Before I start on what went wrong, I totally LOVE the concept of this book. It’s 1962 in what was the USA, except that the Nazis won the war and now control the East of the USA, and the Japanese run the Pacific States, with a neutral zone between them. They’ve drained the Mediterranean and exterminated the people of Africa – but there’s a book someone’s written going round, banned in the Nazi controlled area, about what the world would have been like if the Allies had won!

Recently there’s been an Amazon TV Series made of it which people seemed to love, which is what made me decide to try out the book. Tonight I decided to watch the first episode and it was ok, but didn’t cover half the characters from the book yet, and most of it was set before the book started, so probably wasn’t a good measure.

The first hurdle I had was just finding the writing style odd – at the beginning I thought the author must not have had English as his first language, but then I realised he was trying to write as a Japanese person speaking English when it was a Japanese person speaking or thinking.

They also get really obsessed with a fortune telling method which uses a book called the I Ching – all very odd and I had no idea what was going on with that.

There were a whole load of initially unlinked characters and it jumps around a lot, which made it hard to follow, and took ages to work out who you were reading about and what was going on each time you picked the book back up. Even with that, it still felt like it went really slowly, and so little happened.

So after getting 2/3 of the way through the (relatively thin) book in about 5 weeks I’ve given up and moved onto something else.

Maybe it would have picked up, who knows, but I just couldn’t keep going when I have so much else I’d rather be reading1

man in the high castle





After You – by Jojo Moyes

17 05 2016

Having read Me Before You earlier this year, I didn’t last long before reading the sequel having borrowed it from a friend.

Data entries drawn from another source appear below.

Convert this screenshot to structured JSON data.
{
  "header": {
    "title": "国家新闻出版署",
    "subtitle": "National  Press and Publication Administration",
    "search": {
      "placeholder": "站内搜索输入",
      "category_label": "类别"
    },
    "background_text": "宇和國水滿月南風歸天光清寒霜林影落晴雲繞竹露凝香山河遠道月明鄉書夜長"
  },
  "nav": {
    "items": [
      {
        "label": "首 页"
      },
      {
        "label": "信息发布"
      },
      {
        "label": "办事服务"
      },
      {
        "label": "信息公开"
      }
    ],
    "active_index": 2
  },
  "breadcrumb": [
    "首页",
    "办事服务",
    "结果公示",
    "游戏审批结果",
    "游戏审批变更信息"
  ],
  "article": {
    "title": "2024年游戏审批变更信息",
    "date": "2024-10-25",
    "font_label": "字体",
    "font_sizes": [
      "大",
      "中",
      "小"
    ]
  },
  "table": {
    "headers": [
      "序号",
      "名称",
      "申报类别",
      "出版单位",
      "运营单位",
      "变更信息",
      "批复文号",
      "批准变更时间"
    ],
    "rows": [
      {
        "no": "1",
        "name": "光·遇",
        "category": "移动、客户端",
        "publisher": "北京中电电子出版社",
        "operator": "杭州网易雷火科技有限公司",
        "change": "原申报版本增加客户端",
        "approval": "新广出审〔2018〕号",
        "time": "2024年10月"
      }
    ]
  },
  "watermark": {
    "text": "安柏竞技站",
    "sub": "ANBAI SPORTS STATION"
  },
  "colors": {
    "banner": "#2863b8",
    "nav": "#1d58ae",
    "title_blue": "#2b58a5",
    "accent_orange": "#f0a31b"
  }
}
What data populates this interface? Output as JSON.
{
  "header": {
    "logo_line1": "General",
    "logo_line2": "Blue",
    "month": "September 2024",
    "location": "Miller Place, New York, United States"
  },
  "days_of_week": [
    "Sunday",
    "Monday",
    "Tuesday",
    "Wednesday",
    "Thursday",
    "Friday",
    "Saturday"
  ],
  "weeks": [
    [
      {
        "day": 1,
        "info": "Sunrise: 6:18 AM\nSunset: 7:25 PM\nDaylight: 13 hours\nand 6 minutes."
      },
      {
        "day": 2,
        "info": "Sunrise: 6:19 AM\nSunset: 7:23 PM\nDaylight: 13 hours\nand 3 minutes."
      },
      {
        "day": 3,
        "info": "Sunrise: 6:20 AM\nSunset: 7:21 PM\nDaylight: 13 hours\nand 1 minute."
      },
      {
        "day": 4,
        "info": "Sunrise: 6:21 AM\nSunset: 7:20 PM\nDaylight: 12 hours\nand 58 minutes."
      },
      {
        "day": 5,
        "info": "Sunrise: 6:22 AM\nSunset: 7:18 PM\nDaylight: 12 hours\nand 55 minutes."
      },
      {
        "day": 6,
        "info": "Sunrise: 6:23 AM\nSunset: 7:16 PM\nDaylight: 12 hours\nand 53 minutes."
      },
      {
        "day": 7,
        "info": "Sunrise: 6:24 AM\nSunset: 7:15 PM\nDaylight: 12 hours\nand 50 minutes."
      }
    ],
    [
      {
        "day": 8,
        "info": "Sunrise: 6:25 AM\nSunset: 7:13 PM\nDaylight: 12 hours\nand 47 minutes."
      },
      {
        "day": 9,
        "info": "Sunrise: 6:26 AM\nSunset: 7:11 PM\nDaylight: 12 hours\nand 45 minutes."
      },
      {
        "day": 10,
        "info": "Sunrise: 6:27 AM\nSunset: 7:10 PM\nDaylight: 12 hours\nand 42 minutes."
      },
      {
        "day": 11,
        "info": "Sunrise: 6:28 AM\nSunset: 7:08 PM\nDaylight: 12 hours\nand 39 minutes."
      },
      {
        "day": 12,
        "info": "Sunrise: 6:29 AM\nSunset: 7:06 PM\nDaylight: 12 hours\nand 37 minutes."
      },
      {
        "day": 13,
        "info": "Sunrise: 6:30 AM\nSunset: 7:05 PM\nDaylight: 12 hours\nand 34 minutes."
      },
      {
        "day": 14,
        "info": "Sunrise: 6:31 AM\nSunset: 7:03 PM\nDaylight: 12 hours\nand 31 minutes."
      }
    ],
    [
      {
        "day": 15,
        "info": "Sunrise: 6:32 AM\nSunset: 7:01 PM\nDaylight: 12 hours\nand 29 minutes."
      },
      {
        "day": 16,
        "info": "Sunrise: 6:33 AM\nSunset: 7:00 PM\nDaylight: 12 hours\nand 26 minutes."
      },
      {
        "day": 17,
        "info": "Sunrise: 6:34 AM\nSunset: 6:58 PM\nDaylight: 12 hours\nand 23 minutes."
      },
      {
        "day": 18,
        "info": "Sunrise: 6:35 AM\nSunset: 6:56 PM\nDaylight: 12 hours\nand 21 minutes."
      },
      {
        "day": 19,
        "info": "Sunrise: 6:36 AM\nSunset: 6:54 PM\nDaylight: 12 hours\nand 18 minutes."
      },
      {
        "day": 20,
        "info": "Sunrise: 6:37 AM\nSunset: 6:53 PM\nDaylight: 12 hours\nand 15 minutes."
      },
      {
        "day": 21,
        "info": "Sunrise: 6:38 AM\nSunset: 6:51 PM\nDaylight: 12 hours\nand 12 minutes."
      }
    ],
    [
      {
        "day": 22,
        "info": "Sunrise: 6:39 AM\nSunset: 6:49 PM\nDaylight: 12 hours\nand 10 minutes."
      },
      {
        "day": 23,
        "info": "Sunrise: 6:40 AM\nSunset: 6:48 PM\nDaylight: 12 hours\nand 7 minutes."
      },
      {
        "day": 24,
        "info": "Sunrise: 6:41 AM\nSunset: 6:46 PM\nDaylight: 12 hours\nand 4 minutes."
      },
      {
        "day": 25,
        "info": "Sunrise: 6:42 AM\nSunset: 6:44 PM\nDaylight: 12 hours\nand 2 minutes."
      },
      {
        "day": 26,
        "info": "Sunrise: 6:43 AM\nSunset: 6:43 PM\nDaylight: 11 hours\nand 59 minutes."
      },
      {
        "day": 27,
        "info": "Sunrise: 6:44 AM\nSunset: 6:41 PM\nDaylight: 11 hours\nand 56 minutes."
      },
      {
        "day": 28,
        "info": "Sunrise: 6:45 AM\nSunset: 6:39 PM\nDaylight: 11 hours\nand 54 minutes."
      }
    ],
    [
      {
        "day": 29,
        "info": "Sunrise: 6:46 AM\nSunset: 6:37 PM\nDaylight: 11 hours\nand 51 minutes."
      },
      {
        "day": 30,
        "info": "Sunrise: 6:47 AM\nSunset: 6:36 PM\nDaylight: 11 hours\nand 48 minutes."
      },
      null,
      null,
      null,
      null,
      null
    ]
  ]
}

I wasn’t really sure where the story could go after the first book, but it turns out there’s plenty more to happen! We pick up with Louisa 18 months after the end of the first book, she’s travelled a bit and is now working at an airport bar in London. We keep up with most characters from the first book too, and meet some significant new ones.

There’s really not much I can say without spoilers for this or the original book, but needless to say this is just as excellent as the first, and I’d happily read a third if it appears!

after-you





The Marble Collector – by Cecelia Ahern

7 05 2016

Another trip through an airport, another early paperback!

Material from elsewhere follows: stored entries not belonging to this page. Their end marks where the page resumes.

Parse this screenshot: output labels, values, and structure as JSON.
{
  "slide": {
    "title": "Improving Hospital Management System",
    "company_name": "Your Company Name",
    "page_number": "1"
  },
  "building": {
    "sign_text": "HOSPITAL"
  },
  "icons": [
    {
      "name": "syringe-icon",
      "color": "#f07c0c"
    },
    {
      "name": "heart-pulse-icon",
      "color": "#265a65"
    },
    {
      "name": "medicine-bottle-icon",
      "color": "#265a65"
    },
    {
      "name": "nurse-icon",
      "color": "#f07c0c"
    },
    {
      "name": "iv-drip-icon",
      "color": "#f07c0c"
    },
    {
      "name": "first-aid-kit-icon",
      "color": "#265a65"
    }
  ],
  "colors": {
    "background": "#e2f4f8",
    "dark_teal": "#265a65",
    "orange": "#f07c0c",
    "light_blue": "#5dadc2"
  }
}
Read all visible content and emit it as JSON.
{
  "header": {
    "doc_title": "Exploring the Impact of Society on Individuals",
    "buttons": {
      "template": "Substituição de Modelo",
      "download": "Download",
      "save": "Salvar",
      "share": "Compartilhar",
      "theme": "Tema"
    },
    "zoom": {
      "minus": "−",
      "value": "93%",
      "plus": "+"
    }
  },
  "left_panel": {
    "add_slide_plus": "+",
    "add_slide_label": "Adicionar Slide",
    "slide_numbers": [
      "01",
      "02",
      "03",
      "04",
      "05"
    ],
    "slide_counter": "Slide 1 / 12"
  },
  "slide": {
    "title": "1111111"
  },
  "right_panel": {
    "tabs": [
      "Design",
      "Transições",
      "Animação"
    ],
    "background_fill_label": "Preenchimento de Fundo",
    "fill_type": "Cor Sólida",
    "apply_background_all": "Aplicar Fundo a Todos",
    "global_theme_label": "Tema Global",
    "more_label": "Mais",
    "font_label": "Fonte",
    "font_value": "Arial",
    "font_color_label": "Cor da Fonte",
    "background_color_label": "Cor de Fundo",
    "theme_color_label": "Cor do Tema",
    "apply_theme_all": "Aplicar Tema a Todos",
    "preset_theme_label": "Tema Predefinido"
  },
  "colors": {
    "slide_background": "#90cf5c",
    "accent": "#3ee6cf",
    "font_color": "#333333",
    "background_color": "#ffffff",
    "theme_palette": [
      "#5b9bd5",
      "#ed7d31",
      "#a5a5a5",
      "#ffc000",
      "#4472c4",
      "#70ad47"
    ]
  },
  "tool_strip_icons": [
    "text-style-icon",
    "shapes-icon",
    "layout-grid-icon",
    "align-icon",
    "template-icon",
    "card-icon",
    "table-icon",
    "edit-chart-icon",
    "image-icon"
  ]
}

Sabrina is a mum with a young family, and her Dad, Fergus, is in a home/hospital sort of place following a stroke that’s left his memory damaged. The book is set over one day for Sabrina, who tells us her side of the story, whilst Fergus writes from all ages from childhood through to the day Sabrina is living.

It was hard to follow in places – with each chapter you had to remind yourself who was talking, and if it was Fergus, then work out when on earth it was!

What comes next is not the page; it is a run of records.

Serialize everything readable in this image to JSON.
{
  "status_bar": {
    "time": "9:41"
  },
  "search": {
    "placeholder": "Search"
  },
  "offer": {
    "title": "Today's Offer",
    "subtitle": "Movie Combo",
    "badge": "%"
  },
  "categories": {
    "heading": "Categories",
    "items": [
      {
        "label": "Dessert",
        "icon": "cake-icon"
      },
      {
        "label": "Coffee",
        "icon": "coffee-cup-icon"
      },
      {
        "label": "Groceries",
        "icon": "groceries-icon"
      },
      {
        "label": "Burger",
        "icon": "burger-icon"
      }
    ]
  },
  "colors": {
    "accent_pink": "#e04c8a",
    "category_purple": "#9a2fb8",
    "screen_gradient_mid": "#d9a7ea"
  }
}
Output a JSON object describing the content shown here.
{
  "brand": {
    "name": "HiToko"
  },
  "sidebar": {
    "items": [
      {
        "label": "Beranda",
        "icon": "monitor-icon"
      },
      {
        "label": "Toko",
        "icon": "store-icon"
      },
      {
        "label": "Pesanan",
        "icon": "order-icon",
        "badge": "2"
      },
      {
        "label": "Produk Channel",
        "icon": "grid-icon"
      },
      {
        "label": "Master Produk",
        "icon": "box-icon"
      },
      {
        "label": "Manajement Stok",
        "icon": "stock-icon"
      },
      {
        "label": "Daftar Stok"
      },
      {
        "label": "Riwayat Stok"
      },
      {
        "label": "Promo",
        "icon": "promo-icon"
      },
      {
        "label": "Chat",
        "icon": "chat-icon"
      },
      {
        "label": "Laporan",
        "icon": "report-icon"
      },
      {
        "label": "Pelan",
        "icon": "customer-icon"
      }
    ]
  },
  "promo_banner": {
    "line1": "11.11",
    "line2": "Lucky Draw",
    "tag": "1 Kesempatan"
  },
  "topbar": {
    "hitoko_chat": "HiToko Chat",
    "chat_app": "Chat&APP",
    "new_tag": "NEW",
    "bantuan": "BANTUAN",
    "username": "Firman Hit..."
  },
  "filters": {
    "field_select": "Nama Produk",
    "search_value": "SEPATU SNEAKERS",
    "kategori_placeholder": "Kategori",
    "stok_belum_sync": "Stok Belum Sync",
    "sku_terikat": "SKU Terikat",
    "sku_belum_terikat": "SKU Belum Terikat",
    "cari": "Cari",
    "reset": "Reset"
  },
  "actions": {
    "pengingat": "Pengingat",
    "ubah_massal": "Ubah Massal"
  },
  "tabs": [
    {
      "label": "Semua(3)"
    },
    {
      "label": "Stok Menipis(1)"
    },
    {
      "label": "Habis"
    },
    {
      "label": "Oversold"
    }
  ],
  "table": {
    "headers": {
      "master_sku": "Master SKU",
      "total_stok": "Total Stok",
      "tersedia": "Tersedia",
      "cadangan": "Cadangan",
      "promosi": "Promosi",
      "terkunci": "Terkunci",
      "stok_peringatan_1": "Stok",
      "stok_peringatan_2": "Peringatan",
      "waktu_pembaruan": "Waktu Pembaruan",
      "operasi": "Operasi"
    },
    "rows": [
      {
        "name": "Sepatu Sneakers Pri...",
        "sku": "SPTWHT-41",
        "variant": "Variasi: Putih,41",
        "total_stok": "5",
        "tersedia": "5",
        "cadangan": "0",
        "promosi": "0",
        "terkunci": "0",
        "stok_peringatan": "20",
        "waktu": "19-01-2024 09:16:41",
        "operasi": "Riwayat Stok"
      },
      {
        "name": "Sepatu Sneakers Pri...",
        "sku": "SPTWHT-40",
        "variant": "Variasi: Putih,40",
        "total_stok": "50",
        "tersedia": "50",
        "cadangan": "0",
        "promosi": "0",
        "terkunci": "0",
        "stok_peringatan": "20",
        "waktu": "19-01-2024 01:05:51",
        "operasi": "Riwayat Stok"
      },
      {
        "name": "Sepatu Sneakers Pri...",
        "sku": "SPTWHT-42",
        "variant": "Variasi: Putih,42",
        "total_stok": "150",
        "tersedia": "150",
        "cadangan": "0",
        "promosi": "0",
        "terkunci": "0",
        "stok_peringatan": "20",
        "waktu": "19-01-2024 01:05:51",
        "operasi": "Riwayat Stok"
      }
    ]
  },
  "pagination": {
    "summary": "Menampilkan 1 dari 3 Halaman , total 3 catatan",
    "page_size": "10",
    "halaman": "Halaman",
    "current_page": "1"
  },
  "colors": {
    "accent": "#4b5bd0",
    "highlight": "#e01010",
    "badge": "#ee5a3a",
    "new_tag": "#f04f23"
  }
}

I wouldn’t say this was my favourite of her books, but still a good read as Sabrina spends a day trying to work out and investigating what secret it is that her dad’s been hiding from his entire family for his whole life – marbles!

Favourite quotes from this book:

  • “The eye directs the brain, the brain directs the hand. Don’t forget that. Always keep an eye on the target, Fergus, and your brain will make it happen.”
  • “When you’re dead you’d think you’d want to just enjoy being dead without having to worry about the people you left behind. Worrying is for the living.”
  • “The best way to be the best you can be is to be dead.”
  • “Perhaps it’s true that you never know yourself until someone else truly knows you.”